Griffin Wilde

No. 17 – Northwestern Wildcats
- Position: Wide receiver
- Class: Senior

Personal information
- Listed height: 6 ft 2 in (1.88 m)
- Listed weight: 200 lb (91 kg)

Career information
- High school: Thomas Jefferson (Sioux Falls, South Dakota)
- College: South Dakota State (2023–2024); Northwestern (2025–present);

Awards and highlights
- GameAbove Sports Bowl MVP (2025); Third-team All-Big Ten;

Career statistics as of 2026
- Games played: 15
- Receptions: 79
- Receiving yards: 1,069
- Receiving average: 13.5
- Receiving touchdowns: 8
- Stats at ESPN

= Griffin Wilde =

American football player

Griffin Wilde is an American college football wide receiver for the Northwestern Wildcats.
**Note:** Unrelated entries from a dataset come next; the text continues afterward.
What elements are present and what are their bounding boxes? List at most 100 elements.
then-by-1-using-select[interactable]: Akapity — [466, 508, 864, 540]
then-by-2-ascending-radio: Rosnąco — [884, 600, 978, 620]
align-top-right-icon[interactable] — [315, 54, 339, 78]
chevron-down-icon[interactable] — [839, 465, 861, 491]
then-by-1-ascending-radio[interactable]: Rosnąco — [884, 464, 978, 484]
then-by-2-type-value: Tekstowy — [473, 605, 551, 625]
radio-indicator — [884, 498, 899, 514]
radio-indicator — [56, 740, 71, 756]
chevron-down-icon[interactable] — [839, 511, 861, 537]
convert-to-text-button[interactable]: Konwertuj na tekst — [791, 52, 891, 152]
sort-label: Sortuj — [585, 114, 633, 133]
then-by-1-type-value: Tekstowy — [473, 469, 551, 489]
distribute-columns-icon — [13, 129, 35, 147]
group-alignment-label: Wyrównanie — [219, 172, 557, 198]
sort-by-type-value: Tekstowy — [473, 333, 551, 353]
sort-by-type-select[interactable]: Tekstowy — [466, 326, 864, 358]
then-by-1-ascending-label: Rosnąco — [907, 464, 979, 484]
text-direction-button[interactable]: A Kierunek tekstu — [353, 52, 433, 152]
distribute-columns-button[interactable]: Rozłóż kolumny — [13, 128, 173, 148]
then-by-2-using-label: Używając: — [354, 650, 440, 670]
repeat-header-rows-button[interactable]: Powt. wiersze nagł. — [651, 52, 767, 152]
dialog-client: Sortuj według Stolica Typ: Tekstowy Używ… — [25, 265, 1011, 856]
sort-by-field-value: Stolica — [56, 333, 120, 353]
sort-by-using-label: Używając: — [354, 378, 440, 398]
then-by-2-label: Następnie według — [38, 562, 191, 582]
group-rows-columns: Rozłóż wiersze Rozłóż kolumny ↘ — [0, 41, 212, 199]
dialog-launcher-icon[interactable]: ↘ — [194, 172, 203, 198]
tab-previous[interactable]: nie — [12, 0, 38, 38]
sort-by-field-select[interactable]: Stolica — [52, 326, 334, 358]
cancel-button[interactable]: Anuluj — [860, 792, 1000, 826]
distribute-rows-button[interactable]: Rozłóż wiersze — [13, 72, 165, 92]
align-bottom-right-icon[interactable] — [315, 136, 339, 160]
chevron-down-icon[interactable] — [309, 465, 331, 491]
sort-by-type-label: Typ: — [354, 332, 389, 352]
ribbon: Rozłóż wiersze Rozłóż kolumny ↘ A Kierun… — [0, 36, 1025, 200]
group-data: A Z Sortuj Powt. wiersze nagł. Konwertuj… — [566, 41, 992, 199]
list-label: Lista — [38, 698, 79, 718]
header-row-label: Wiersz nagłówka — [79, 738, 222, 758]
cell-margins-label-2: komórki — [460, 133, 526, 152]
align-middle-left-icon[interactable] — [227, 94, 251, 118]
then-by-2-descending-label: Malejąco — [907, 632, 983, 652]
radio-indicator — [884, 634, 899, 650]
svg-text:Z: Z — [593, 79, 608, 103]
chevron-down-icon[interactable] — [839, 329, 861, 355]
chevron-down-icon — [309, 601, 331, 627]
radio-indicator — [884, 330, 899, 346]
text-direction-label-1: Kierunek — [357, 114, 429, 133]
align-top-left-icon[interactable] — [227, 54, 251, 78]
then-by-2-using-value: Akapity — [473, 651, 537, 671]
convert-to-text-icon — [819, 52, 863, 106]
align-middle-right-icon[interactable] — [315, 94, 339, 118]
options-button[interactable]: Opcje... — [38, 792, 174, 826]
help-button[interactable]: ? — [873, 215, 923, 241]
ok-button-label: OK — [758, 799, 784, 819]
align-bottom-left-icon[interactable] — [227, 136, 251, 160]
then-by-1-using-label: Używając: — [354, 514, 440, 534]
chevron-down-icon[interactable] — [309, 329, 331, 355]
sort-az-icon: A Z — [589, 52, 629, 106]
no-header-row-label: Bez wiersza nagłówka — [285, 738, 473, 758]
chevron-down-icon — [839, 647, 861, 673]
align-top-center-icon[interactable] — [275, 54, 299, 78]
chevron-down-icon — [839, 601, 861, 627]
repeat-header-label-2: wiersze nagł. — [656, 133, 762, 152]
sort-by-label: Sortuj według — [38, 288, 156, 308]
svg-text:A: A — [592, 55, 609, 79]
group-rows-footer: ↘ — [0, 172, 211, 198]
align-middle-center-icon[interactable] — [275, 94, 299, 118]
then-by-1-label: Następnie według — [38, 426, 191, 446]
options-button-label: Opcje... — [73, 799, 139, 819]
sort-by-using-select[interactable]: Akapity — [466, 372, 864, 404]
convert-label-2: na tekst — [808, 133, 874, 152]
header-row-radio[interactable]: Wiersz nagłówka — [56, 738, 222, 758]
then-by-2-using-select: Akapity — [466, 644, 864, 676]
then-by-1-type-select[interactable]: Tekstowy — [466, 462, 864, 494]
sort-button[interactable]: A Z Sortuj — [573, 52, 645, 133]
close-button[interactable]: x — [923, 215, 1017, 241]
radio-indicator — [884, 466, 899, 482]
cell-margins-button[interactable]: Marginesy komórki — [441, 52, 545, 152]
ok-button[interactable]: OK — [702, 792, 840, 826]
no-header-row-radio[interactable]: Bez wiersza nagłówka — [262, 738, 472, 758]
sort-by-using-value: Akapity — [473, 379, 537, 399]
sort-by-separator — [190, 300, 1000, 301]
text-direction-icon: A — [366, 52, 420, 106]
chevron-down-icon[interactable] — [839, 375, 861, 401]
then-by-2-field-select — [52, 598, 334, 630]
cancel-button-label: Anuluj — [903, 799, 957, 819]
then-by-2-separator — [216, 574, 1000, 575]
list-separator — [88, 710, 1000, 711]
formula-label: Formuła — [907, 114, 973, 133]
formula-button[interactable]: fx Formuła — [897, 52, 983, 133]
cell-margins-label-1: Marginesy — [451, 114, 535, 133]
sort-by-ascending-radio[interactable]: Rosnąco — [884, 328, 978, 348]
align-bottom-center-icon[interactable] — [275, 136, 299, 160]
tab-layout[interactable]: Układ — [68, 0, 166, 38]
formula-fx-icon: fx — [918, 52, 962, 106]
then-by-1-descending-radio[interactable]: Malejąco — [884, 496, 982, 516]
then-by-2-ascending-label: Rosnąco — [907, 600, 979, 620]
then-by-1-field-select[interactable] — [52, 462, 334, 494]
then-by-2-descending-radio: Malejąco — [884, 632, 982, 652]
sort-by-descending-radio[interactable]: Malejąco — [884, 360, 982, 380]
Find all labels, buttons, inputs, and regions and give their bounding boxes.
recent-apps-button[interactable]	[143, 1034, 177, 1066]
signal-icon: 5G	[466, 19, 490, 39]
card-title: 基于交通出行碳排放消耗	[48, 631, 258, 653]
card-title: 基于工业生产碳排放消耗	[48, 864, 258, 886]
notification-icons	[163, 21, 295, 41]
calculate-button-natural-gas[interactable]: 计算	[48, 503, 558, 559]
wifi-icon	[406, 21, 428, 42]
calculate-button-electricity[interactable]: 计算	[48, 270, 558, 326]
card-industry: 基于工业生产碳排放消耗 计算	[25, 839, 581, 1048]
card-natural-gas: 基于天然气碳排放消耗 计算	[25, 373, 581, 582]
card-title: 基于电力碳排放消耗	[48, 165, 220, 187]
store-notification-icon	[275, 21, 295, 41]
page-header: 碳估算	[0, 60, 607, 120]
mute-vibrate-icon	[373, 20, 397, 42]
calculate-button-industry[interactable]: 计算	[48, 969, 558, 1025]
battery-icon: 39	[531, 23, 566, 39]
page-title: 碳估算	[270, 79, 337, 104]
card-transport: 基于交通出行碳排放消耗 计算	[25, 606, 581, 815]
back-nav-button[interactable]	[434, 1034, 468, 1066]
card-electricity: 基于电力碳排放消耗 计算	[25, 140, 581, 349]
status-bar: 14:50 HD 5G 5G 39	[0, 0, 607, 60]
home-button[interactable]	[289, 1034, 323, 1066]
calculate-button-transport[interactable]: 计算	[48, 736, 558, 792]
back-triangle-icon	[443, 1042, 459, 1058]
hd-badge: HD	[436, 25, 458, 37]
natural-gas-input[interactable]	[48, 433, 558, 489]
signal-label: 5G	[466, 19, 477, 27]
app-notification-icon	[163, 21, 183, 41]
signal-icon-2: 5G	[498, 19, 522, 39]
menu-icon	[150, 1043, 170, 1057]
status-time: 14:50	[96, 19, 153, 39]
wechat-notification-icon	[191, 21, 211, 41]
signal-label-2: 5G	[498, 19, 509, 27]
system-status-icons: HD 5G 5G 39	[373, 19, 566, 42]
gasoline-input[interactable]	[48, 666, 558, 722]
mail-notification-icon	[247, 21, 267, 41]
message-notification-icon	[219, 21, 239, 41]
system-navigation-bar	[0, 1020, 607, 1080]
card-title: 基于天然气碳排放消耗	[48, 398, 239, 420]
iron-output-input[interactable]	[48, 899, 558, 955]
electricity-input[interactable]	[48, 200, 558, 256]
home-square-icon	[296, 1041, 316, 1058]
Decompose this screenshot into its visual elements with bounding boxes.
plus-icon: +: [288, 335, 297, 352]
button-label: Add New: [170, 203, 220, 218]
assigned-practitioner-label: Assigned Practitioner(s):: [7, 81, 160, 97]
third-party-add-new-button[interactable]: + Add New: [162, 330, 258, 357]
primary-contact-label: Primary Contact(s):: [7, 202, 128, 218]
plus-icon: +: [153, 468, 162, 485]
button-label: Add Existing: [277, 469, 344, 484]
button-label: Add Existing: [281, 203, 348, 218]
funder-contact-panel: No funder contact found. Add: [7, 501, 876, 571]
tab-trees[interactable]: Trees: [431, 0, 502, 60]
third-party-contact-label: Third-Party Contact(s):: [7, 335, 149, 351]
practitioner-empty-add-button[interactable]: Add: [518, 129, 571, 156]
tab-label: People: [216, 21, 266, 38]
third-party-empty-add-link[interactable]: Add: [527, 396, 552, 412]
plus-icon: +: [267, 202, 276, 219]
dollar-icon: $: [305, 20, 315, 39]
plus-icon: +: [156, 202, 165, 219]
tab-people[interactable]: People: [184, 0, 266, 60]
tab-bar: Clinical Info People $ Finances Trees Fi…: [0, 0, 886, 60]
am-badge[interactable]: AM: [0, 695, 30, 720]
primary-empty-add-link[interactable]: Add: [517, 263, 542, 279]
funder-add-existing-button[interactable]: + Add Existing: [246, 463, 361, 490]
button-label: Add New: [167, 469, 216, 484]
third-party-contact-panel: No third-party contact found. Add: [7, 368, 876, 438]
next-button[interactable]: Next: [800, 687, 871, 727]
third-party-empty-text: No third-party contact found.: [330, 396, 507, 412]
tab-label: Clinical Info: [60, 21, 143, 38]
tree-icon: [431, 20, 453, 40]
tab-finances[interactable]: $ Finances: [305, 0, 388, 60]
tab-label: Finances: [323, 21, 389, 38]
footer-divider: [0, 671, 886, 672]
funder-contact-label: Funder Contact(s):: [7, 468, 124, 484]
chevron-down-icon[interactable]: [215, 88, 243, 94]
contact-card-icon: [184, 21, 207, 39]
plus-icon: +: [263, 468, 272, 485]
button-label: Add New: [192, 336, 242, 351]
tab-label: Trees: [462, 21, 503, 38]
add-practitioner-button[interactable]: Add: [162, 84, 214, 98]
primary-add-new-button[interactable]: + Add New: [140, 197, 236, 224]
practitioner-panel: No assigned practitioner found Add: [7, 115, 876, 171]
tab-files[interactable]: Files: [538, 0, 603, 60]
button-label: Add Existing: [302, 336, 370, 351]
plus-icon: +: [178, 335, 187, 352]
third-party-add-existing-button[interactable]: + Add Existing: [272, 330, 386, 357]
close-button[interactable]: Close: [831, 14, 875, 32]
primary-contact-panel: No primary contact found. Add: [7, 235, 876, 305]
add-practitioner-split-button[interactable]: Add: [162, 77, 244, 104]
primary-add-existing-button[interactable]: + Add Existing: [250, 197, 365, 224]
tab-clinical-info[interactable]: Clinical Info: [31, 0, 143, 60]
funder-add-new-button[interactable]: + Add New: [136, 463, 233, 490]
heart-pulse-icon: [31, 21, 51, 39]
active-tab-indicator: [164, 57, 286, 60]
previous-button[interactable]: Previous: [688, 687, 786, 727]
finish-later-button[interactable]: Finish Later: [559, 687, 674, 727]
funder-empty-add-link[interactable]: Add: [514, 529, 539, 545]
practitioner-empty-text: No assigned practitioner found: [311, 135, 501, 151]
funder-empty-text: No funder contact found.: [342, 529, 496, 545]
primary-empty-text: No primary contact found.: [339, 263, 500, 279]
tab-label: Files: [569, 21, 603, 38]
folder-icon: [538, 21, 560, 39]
He previously played for the South Dakota State Jackrabbits.

==Early life==
Wilde attended Thomas Jefferson High School in Sioux Falls, South Dakota. Over his junior and senior seasons he combined for 100 receptions for 1,858 yards with 22 touchdowns. Wilde committed to South Dakota State University to play college football. He also played basketball in high school.

==College career==
Wilde was a starter his true freshman year at South Dakota State in 2023 and had 20 receptions for 399 yards and six touchdowns. He became the Jackrabbits number one receiver in 2024, recording 71 receptions for 1,147 yards and 12 touchdowns. After the season, Wilde entered the transfer portal and transferred to Northwestern University. He was a starter his first year at Northwestern in 2025. In their upset victory over the Penn State Nittany Lions, he had seven receptions for 94 yards and a touchdown. Wilde was named MVP of the 2025 GameAbove Sports Bowl. In 2026, Wilde faced his former team and recorded three receptions for 104 yards in an 34-18 win.